Why We’re Afraid of Fearless Girl
On Wall Street there’s a bronze statue of a girl who looks about the same age as the sixth graders in the middle school that I teach. She looks pretty fearless as she’s standing up to a raging bronze bull; and she’d better be, it doesn’t take much to see that bull represents men, greed and the lack of women in positions of financial power. The artist Kristen Visbal, maintains that the statue of a child posed with her fists on her hips represents “the power of women in leadership.” Many feminists who don’t like the statue claim she’s a cheap corporate-centric ploy to hide the real issues like equal pay and reproductive rights (the piece was commissioned by State Street Global Advisors).
Everyone loves the image of empowerment represented by a girl standing up for herself in the ruthless, financial jungle our world has become. But, how would some of us men feel if it were a woman standing there? Pretty intimated, right?
But the problem goes deeper than that for men, women and children.
We aren’t just angry at Fearless Girl. We’re afraid of her, afraid for her. We’re afraid because we know in our hearts her future is imperiled. She doesn’t stand a chance alongside a President who is being mocked as “the pussy-grabber-in-chief”; but also brags his daughter (or is that his wife? Even he often gets them confused) is a model–not just for the latest issue of Maxim–but for longer maternity leave. Will our fearless young women be devoured by the wave of sexism that many attribute to the president’s base? Hillary Clinton recently claimed that she lost the election because of misogyny, that America is threatened by having a woman in the oval office. I don’t believe that a majority of us feel that way. I watch young girls stand up for their rights every day in my classroom.

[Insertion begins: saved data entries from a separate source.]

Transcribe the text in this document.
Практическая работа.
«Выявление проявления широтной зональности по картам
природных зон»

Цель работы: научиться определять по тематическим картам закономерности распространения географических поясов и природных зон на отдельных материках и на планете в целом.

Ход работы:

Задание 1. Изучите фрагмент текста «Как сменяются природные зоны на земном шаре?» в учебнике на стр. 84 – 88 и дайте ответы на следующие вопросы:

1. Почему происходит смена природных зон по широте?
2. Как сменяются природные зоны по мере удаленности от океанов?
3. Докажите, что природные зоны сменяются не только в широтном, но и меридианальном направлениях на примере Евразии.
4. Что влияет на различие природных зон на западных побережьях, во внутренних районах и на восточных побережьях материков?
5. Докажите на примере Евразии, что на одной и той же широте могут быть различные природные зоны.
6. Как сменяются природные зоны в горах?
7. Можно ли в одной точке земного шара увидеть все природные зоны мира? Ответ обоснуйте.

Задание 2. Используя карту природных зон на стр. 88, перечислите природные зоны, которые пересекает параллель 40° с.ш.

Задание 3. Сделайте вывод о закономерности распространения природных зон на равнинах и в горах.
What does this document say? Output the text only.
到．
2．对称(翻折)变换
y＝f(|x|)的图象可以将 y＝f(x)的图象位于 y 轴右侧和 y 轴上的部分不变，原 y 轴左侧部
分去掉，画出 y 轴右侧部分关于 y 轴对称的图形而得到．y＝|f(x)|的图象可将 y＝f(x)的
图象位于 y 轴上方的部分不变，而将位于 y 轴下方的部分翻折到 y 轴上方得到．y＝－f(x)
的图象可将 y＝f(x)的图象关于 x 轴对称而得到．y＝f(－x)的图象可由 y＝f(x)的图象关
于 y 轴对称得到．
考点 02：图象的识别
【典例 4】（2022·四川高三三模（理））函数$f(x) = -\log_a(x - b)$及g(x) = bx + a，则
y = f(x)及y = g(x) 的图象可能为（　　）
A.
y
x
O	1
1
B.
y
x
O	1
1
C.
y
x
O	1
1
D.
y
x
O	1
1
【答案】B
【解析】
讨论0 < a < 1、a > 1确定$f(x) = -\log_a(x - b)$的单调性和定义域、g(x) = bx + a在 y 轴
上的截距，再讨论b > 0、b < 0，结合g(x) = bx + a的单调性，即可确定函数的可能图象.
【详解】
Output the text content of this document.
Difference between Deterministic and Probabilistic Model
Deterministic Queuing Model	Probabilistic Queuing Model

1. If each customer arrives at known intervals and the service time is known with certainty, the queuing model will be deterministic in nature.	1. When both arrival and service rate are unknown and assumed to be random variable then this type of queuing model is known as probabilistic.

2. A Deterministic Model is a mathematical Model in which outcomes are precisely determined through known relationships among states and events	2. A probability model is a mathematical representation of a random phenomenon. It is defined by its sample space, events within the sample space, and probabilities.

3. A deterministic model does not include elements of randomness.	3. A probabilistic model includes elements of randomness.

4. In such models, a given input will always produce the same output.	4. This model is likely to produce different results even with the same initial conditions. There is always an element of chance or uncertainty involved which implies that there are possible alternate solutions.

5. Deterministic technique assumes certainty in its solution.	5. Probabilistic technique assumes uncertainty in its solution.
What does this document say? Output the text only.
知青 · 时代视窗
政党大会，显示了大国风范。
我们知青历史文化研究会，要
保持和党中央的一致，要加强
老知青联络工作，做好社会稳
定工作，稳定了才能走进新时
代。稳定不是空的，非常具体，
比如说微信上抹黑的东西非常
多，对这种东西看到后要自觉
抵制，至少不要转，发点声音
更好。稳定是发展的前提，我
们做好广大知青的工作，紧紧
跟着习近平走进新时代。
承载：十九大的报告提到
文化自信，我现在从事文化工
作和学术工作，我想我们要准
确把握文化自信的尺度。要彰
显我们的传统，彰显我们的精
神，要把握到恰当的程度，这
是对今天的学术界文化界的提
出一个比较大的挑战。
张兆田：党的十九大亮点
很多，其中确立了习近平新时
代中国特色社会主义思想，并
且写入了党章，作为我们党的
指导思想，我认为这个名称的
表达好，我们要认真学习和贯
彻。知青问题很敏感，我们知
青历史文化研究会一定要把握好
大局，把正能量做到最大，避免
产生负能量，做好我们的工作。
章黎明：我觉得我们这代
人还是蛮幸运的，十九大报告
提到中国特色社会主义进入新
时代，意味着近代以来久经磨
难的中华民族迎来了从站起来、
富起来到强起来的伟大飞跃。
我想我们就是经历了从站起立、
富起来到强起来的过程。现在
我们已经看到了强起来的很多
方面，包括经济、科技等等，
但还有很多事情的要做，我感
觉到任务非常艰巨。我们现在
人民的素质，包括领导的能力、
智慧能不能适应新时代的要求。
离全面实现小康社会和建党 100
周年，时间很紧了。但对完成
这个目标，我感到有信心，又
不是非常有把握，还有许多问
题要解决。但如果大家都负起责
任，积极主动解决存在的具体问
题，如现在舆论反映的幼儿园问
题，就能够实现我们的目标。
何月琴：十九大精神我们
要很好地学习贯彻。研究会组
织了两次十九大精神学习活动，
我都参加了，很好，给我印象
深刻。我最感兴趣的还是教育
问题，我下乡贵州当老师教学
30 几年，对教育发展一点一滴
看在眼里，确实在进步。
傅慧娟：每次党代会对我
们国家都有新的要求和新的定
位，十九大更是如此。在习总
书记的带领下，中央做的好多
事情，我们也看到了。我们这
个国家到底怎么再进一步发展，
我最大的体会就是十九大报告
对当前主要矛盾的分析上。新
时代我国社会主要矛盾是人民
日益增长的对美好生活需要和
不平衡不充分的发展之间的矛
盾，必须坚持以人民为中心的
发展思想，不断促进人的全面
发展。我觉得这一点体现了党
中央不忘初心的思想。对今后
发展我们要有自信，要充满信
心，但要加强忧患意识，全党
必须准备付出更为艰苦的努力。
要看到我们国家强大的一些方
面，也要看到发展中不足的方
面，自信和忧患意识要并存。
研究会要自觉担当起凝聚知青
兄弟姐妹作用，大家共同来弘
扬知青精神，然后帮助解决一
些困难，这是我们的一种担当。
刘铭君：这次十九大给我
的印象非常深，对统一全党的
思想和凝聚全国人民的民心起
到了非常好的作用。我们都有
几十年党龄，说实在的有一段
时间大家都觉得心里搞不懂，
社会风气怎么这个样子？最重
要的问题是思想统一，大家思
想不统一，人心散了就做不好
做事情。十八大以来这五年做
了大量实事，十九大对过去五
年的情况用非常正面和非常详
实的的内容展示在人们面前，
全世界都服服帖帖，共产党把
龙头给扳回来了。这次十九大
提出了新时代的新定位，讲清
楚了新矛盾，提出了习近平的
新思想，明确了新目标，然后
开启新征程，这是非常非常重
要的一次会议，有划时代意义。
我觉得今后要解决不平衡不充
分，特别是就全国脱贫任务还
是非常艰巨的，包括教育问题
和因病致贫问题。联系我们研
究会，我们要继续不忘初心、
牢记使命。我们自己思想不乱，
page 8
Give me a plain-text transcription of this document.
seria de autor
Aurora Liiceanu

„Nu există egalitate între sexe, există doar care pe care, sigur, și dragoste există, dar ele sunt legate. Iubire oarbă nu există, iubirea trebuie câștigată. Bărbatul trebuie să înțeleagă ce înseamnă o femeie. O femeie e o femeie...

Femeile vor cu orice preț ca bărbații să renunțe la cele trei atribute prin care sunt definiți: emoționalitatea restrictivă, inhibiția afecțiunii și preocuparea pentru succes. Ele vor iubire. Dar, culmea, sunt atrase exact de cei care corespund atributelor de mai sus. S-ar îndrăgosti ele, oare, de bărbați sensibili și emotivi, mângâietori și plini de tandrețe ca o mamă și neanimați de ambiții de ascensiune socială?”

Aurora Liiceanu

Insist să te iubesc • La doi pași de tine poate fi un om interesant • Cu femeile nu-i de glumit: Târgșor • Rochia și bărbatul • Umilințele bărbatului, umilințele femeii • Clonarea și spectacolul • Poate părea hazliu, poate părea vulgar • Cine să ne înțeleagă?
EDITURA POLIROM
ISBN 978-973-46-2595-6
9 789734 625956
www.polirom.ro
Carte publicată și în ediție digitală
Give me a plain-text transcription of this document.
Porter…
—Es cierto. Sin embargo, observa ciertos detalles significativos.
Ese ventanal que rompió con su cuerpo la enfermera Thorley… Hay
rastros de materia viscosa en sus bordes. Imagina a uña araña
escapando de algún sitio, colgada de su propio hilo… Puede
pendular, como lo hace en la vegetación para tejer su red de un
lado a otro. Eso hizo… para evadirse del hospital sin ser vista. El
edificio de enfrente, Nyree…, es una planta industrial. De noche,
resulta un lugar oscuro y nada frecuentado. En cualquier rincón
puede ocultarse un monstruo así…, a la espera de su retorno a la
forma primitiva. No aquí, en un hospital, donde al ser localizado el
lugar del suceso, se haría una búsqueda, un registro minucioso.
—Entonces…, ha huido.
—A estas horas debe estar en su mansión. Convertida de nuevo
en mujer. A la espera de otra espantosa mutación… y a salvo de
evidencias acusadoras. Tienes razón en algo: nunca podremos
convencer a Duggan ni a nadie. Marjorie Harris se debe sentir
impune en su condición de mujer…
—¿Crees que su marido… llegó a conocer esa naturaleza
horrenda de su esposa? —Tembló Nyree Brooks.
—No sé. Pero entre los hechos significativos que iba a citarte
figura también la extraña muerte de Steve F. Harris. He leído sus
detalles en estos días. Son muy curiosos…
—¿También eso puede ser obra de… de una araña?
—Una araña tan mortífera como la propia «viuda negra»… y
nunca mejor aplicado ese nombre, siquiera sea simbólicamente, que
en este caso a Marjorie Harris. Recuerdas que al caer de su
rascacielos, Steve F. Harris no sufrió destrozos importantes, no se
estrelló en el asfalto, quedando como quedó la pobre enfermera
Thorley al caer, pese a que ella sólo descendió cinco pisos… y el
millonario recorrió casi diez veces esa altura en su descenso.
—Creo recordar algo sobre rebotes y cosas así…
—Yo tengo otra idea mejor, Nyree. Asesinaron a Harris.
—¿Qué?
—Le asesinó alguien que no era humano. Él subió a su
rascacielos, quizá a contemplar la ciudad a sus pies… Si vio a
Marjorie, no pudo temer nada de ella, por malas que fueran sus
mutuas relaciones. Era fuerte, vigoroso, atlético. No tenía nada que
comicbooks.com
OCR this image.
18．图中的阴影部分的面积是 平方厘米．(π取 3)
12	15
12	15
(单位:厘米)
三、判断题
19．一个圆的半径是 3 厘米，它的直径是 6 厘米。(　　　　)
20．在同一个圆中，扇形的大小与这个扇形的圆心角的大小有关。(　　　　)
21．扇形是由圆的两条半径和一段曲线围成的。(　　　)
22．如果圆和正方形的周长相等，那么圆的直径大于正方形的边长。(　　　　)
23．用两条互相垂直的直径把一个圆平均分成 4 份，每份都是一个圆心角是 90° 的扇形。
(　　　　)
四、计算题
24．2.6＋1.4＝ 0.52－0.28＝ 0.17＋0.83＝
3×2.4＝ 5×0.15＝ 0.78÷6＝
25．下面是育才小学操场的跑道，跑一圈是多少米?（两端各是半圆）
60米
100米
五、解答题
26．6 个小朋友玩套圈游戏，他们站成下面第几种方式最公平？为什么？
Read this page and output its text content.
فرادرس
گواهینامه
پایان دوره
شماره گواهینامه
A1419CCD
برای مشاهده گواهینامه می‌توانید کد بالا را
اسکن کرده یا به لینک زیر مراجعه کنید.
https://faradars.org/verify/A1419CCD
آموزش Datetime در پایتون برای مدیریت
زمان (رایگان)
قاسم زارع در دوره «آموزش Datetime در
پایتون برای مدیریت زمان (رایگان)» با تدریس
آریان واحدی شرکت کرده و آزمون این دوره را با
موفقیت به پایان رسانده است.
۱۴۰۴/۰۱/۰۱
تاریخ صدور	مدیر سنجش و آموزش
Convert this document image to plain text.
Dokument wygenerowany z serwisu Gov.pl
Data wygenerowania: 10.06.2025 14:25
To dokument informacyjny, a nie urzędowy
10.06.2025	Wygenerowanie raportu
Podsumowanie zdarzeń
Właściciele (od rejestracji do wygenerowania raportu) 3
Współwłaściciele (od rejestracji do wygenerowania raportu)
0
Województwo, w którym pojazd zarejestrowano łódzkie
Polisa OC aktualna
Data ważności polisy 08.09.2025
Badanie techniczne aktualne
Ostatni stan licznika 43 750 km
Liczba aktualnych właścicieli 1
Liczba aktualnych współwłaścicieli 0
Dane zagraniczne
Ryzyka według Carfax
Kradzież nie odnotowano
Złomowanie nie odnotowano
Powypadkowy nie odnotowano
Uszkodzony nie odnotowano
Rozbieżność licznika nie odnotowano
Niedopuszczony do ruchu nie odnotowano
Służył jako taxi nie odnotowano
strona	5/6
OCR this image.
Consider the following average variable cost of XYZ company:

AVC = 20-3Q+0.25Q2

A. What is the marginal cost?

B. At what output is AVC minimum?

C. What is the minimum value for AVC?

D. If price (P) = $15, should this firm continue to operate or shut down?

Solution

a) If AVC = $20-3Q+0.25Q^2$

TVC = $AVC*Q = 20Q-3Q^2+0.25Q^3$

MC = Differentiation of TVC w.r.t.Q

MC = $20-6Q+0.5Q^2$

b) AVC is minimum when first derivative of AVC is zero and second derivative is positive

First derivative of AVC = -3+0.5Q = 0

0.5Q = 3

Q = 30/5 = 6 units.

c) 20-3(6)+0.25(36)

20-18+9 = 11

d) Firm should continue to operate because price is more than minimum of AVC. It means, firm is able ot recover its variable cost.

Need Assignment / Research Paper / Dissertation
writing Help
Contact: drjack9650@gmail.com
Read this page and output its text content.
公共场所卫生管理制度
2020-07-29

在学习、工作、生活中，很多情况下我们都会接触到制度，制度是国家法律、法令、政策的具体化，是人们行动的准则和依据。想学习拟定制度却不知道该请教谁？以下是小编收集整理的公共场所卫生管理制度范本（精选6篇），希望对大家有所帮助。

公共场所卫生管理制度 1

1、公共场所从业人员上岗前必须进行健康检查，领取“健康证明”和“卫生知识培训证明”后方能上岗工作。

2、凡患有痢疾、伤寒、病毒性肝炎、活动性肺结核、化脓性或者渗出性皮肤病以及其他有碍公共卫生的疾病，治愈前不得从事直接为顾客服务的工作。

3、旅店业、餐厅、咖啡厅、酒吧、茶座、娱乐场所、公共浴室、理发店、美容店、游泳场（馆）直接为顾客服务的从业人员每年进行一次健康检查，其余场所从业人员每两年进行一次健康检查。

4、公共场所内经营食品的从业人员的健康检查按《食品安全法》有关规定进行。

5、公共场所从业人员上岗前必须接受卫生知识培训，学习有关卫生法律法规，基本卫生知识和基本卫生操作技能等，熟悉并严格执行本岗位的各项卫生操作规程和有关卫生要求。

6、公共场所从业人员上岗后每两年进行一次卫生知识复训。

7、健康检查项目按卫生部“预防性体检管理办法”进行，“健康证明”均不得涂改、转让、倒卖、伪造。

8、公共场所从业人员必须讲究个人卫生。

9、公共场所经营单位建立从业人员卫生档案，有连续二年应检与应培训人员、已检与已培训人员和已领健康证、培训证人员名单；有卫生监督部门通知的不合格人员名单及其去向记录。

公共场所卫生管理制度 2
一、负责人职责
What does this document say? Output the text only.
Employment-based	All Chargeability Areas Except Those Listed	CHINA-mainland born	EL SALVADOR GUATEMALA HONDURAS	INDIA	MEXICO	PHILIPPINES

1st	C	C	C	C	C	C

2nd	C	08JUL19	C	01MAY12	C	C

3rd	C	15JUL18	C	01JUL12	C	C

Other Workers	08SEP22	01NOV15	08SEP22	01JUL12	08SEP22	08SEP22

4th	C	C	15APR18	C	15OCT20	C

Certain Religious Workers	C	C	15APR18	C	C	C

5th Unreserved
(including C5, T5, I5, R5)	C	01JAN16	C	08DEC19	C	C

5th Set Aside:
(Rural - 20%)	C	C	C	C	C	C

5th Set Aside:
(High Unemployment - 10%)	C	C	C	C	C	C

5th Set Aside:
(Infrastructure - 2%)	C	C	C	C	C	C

The real problem isn’t just emanating from the oval office. The truth is, Fearless Girl doesn’t stand a chance against the mixed messages the media sends all young women. We want our daughters to be strong, but don’t we also want them to look gorgeous in revealing bikinis? The media thinks so. And the truth is, we who call ourselves “feminists” don’t even know what that word stands for anymore. The most progressive and intelligent young women I talk to at my school don’t consider themselves feminists, because they think it stands for a woman who doesn’t like men and doesn’t enjoy being herself.
To speak against feminism is to speak against basic human rights. But it’s time for someone to admit that the type of feminism that once worked–or at least, forced people to take notice–has changed. Young women aren’t weaker than they were a generation ago, but they’re a lot more confused about how their voices will be heard. Fearless Girl doesn’t just need a woman mentor, she needs an interpreter who can help separate the truth from the bull.
What’s the Real Provenance of this Ring?
On March 6th, 2016, The Telegraph, an English newspaper, announced the following:
“A ring believed to have belonged to Joan of Arc is being returned to France for the first time in 600 years after being sold at auction for almost £300,000.
The gold-plated silver ring was dated to the 15th century by an Oxford laboratory, but the trove of historical documents that came with it have yet to prove it belonged to the famous French martyr.”
If you’re reading my YA thriller, Cease & Desist, you know this ring has great symbolic importance in my work. I fictionalized it’s journey down through Jeanne’s bloodline. I wanted it to symbolize the paranormal power it bestowed upon all the girls who chose to wear it. My story is fiction, but the fact of a ring that belonged to Jeanne d’Arc is real and its description is documented at her trial. Nevertheless whether the ring auctioned recently is authentic is dubious to some–historians, for example, are skeptical about the provenance that was presented by Timeline Auctions–the English auction house that sold it–
According to the auction house, Jeanne gave the ring (or it was confiscated) by her Burgundian captors shortly before they handed her over to the English, and may have ended up in the hands of the archbishop of Winchester, Henry Beaufort, who was present at her trial, and stayed in Britain ever since.
Here are the only facts about Jeanne’s ring we know, from the transcripts of her trial:
The description of the ring–specifically that it contained three crosses and the words Jehsus Maria–were real, as Jeanne described it.
“I think it had on it three crosses, and no other sign that I know except the words Jesus Maria”
“It was a gift from her mother, Isabelle”.
In my version of the events, Jeanne handed the ring over to a Benedictine monk who heard her last confession. This is completely unsubstantiated, but it’s a whole lot more likely than having Jeanne turn it over willingly to Henry Beaufort, the archbishop who, as trial records show verbally abused Jeanne at trial and denied her the right of counsel. (One biographer suggested that he may have sexually abused Jeanne, the virgin as well) . It’s more likely that the ring was taken from Jeanne by her captors before her trial in Rouen.
So, is this the ring “The Maid” really wore? All we know for sure is that the French government refused to participate in the auction, citing concerns over authenticity and the buyer turned out to be an amusement park in France, not considered the typical home for a relic that belonged to the patron saint of France.